Here Manning suggests that anti-medicare forces find appropriate victims whose stories will appeal to the media.
Preston doesn't seem quite the elder statesman I thought him to be. His disrespect for the intelligence of the Canadian public is particularly disturbing.
His Daddy Ernest Manning fought tooth and nail against public health care back in the 1960s when he was Premier of Alberta but he ultimately failed. Perhaps Preston feels compelled to do what his Daddy couldn't.
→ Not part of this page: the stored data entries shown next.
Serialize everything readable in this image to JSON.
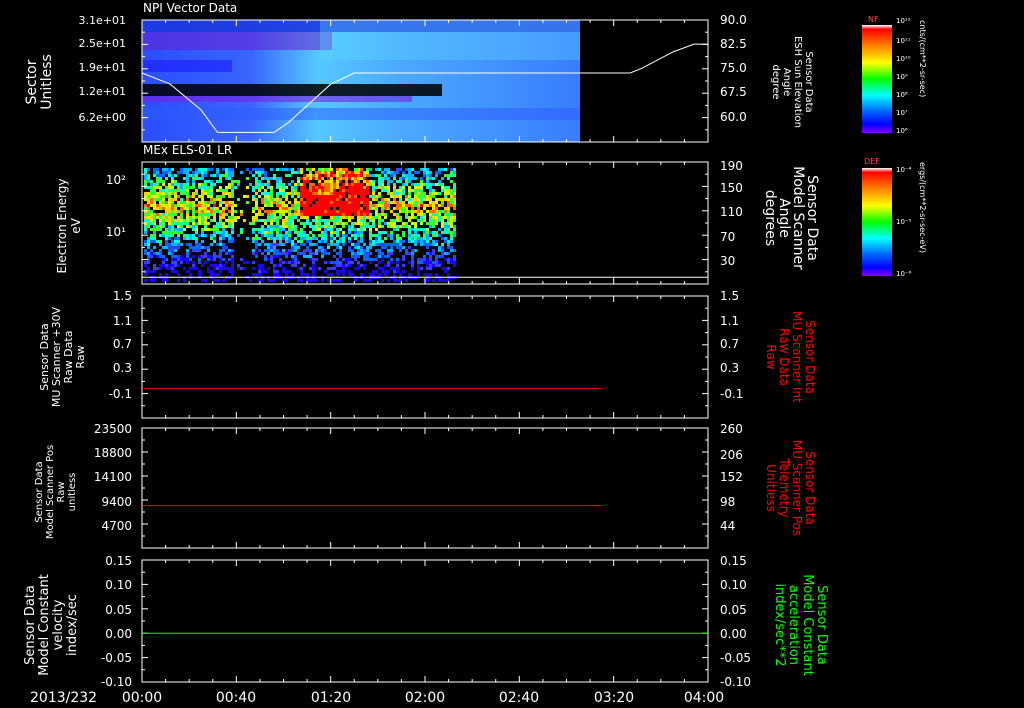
{
  "colors": {
    "background": "#000000",
    "axes": "#ffffff",
    "red_trace": "#ff0000",
    "green_trace": "#00ff00",
    "right_label_red": "#ff0000",
    "right_label_green": "#00ff00",
    "colormap": [
      "#ffffff",
      "#ff0000",
      "#ff8800",
      "#ffff00",
      "#00ff00",
      "#00ffff",
      "#0088ff",
      "#0000ff",
      "#8800ff"
    ]
  },
  "date_label": "2013/232",
  "time_axis": {
    "range_minutes": [
      0,
      240
    ],
    "ticks": [
      "00:00",
      "00:40",
      "01:20",
      "02:00",
      "02:40",
      "03:20",
      "04:00"
    ]
  },
  "colorbars": [
    {
      "title": "NF",
      "unit": "cnts/(cm**2-sr-sec)",
      "ticks": [
        "10¹²",
        "10¹¹",
        "10¹⁰",
        "10⁹",
        "10⁸",
        "10⁷",
        "10⁶"
      ]
    },
    {
      "title": "DEF",
      "unit": "ergs/(cm**2-sr-sec-eV)",
      "ticks": [
        "10⁻⁴",
        "10⁻⁵",
        "10⁻⁶"
      ]
    }
  ],
  "chart_data": [
    {
      "type": "heatmap",
      "title": "NPI Vector Data",
      "ylabel": [
        "Sector",
        "Unitless"
      ],
      "yticks": [
        "3.1e+01",
        "2.5e+01",
        "1.9e+01",
        "1.2e+01",
        "6.2e+00"
      ],
      "y2label": [
        "Sensor Data",
        "ESH Sun Elevation",
        "Angle",
        "degree"
      ],
      "y2ticks": [
        "90.0",
        "82.5",
        "75.0",
        "67.5",
        "60.0"
      ],
      "y2lim": [
        52,
        90
      ],
      "data_end_minutes": 186,
      "overlay_line": {
        "name": "ESH Sun Elevation Angle",
        "x": [
          0,
          12,
          25,
          32,
          56,
          62,
          68,
          80,
          90,
          120,
          200,
          207,
          212,
          225,
          234,
          240
        ],
        "y": [
          73.5,
          70,
          62,
          55,
          55,
          58,
          62,
          70,
          73.5,
          73.5,
          73.5,
          73.5,
          75,
          80,
          82.5,
          82.5
        ]
      }
    },
    {
      "type": "heatmap",
      "title": "MEx ELS-01 LR",
      "ylabel": [
        "Electron Energy",
        "eV"
      ],
      "yticks": [
        "10²",
        "10¹"
      ],
      "y2label": [
        "Sensor Data",
        "Model Scanner",
        "Angle",
        "degrees"
      ],
      "y2ticks": [
        "190",
        "150",
        "110",
        "70",
        "30"
      ],
      "y2lim": [
        10,
        190
      ],
      "data_end_minutes": 132,
      "overlay_line": {
        "name": "Model Scanner Angle",
        "x": [
          0,
          240
        ],
        "y": [
          20,
          20
        ]
      }
    },
    {
      "type": "line",
      "ylabel": [
        "Sensor Data",
        "MU Scanner +30V",
        "Raw Data",
        "Raw"
      ],
      "yticks": [
        "1.5",
        "1.1",
        "0.7",
        "0.3",
        "-0.1"
      ],
      "ylim": [
        -0.35,
        1.5
      ],
      "y2label": [
        "Sensor Data",
        "MU Scanner Int",
        "Raw Data",
        "Raw"
      ],
      "y2ticks": [
        "1.5",
        "1.1",
        "0.7",
        "0.3",
        "-0.1"
      ],
      "series": [
        {
          "color": "#ff0000",
          "x": [
            0,
            195
          ],
          "y": [
            0.1,
            0.1
          ]
        }
      ]
    },
    {
      "type": "line",
      "ylabel": [
        "Sensor Data",
        "Model Scanner Pos",
        "Raw",
        "unitless"
      ],
      "yticks": [
        "23500",
        "18800",
        "14100",
        "9400",
        "4700"
      ],
      "ylim": [
        0,
        23500
      ],
      "y2label": [
        "Sensor Data",
        "MU Scanner Pos",
        "Telemetry",
        "Unitless"
      ],
      "y2ticks": [
        "260",
        "206",
        "152",
        "98",
        "44"
      ],
      "series": [
        {
          "color": "#ff0000",
          "x": [
            0,
            195
          ],
          "y": [
            8300,
            8300
          ]
        }
      ]
    },
    {
      "type": "line",
      "ylabel": [
        "Sensor Data",
        "Model Constant",
        "velocity",
        "index/sec"
      ],
      "yticks": [
        "0.15",
        "0.10",
        "0.05",
        "0.00",
        "-0.05",
        "-0.10"
      ],
      "ylim": [
        -0.1,
        0.15
      ],
      "y2label": [
        "Sensor Data",
        "Model Constant",
        "acceleration",
        "index/sec**2"
      ],
      "y2ticks": [
        "0.15",
        "0.10",
        "0.05",
        "0.00",
        "-0.05",
        "-0.10"
      ],
      "series": [
        {
          "color": "#00ff00",
          "x": [
            0,
            240
          ],
          "y": [
            0,
            0
          ]
        }
      ]
    }
  ]
}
Saturday, November 19, 2005
Klein's Choice
Announcing his 12 step plan for health care reform last July the Premier said "It's time to move from ideas to action. It's time to offer people choice. It's time to take the shackles off the health authorities, open up the system, and see what works and what doesn't." Inspiring words. But the concern that most Albertans have is that the healthcare choices may end up like the electricity deregulation choices; costing each of us a bundle out of our own pockets.
So what's with the picture of the people in the Santa Claus outfits?
Well that's our supreme court. Their decision in the Chaoulli case is what the Premier holds up as the main driver for implementing private health insurance in this province. But the decision really gave all the provinces two choices. (There’s that word again). To quote a bullet from Alberta Health’s leaked PowerPoint presentation:
"Supreme Court said prohibition on private health insurance was unjustified when public system fails to deliver reasonable service." So what Klein is saying is that because Alberta Health fails to deliver reasonable service we have to allow private health insurance in the Province.
Well Mr. Premier. Looks to me like the Supreme Court has offered you two choices:
- Open up the Province to private health insurance companies – the preferred option of your government
or - Deliver reasonable health service to your citizens – the preferred option of the opposition party in this Province and every other government in the country.
If the Alberta Progressive Conservative Party truly feels that government cannot provide reasonable health services to its citizens, then perhaps the citizens of Alberta should elect a party that does.
Now that's a choice that makes sense.